Social Grouping

May 23, 2008
By Jake Calmes, Hartland, WI

In my fourth hour creative writing class we did an activity where we drew a seating chart of the cafeteria. When I saw all of the different seating charts I was amazed. They all had the same groups. They all looked very similar, but they were all a little different.

The table that I usually sit at was listed on the separate seating charts as: jocks, stoners, smart people, regular, and partiers. Now, it seems to me like there is quite a bit of deviation between the different charts. That’s why you can’t take stuff like this seriously. Everyone, will group you, but also everyone sees a group in a different perspective.

So how can it be set in stone what group you are really in, how can you believe what all of these other people say? The only person that can classify you, and put you in a group, is the only person that knows everything about you, and that’s you.

There is no reason to be upset when people classify you, because unless you personally know them, unless you have spent a significant amount time with them, how do they really know? People only classify other people into social groups when they don’t know them. By placing people into social groups it makes it easier for the person doing the classifying to determine what kind of a person that someone is, whether they are right or wrong.

You cannot let the people you do not know get in your head by placing you in a social class. If they do not know you, why do you care what they think? The only opinion that should matter to you is your parents, your employers, your teachers, your coaches and your friends, not someone that you might see in the hallway a couple of times per week and never speak too.

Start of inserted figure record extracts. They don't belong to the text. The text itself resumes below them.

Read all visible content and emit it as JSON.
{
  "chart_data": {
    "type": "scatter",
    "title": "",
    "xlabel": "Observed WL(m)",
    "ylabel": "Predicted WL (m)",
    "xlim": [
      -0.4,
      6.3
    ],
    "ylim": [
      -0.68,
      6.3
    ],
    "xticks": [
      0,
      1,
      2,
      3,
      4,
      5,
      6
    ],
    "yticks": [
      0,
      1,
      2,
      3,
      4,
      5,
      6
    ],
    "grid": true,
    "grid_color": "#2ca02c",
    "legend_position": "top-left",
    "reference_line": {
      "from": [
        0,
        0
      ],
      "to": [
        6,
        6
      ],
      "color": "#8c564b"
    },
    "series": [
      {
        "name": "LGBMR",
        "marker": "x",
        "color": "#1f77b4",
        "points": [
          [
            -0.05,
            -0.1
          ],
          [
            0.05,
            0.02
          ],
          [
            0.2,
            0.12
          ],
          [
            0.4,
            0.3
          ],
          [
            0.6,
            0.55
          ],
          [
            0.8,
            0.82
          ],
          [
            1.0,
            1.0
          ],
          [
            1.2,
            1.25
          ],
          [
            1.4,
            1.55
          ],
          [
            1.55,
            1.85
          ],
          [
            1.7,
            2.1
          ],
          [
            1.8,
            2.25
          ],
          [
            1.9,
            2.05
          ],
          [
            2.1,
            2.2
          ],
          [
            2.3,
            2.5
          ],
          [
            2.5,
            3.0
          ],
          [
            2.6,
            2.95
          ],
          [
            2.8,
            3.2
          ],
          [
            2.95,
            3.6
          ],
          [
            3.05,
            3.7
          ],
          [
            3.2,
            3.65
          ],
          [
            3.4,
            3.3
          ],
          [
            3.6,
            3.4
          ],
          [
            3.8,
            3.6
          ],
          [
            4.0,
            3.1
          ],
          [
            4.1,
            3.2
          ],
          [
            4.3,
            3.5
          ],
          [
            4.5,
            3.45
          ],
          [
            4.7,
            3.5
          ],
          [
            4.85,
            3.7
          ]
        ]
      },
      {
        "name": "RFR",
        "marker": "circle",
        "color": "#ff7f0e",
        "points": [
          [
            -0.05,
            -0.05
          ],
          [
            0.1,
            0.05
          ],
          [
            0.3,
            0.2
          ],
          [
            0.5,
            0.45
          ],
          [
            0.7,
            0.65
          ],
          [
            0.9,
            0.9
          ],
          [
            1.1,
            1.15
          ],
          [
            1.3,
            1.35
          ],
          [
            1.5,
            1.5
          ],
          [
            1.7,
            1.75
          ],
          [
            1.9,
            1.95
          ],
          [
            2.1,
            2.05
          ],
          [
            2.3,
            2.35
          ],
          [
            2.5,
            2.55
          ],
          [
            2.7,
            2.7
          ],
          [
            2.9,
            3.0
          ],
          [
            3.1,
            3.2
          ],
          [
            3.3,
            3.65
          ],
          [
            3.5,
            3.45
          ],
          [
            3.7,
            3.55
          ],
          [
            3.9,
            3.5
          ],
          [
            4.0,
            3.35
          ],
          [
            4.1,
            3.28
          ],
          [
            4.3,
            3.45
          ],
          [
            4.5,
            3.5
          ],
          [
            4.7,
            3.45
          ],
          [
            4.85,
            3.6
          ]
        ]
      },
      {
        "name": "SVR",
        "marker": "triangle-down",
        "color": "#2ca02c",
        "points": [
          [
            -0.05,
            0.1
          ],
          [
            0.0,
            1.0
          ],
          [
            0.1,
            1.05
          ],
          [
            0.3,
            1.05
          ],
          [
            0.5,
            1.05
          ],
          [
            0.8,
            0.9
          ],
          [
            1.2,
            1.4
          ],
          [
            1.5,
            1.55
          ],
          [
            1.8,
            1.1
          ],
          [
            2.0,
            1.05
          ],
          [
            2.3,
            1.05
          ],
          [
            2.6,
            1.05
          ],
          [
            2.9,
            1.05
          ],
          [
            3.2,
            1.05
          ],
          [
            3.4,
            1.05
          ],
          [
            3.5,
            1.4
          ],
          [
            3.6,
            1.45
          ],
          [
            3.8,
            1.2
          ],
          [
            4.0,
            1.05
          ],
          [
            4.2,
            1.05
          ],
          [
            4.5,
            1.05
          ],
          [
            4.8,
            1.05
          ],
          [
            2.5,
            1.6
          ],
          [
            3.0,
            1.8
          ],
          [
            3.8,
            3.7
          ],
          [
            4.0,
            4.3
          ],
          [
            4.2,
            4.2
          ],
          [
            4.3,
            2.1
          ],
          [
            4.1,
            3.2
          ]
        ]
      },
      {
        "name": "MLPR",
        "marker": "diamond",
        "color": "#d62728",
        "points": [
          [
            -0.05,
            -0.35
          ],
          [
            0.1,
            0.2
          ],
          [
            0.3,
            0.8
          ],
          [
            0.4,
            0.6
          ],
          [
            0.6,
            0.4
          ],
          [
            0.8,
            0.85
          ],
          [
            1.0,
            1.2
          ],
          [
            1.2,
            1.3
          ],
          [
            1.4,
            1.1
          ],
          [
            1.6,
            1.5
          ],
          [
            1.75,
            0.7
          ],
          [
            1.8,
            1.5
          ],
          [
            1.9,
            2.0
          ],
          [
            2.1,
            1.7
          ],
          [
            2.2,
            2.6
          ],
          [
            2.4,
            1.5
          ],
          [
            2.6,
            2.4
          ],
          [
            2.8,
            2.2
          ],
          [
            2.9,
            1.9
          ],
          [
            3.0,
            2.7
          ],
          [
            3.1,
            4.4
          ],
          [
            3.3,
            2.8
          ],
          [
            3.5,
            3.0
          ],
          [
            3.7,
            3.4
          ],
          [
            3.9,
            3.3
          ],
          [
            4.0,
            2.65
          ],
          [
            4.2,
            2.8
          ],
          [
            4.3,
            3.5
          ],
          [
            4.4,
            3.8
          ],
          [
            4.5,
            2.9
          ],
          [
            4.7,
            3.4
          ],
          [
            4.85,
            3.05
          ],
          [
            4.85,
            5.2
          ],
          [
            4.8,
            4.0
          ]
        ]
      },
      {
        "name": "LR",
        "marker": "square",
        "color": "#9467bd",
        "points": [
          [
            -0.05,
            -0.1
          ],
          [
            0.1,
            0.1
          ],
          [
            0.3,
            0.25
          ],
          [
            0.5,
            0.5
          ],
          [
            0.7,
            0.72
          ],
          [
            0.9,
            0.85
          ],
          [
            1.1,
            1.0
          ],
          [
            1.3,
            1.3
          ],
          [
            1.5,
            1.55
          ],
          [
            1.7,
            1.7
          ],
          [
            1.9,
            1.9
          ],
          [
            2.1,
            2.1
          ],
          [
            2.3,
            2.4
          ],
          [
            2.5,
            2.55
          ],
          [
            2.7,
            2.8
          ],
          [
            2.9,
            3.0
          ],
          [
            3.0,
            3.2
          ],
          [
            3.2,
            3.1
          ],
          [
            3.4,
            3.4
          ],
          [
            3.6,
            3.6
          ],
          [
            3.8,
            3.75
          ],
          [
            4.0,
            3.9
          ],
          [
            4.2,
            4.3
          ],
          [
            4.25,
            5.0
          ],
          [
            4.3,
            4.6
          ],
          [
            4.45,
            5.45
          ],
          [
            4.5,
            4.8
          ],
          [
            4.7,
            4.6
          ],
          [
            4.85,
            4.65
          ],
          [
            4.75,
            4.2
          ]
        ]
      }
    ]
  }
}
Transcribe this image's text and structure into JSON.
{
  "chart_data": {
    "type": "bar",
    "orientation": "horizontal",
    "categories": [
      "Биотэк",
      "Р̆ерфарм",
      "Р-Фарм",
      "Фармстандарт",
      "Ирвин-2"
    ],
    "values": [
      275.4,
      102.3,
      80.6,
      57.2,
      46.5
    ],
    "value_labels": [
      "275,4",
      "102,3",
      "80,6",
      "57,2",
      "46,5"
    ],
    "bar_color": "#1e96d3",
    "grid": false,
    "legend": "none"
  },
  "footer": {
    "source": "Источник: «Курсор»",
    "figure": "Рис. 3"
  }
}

Plus, how can you become angry at someone classifying you in a way that you don’t like when you are probably classifying them, most likely in a way that they won’t like, as well? It’s like the old saying, “What goes around comes around.” It will never end. It’s a part of life. Don’t let it bring you down, and move on.

Social classification, from the beginning of our existence on this planet, has always been a part of human history. Who’s to think that all of a sudden it would end here in the hallways of Arrowhead High School? Social classification has, and always will be, a part of human nature. How you deal with social grouping is what either sets you a part, or sets you within.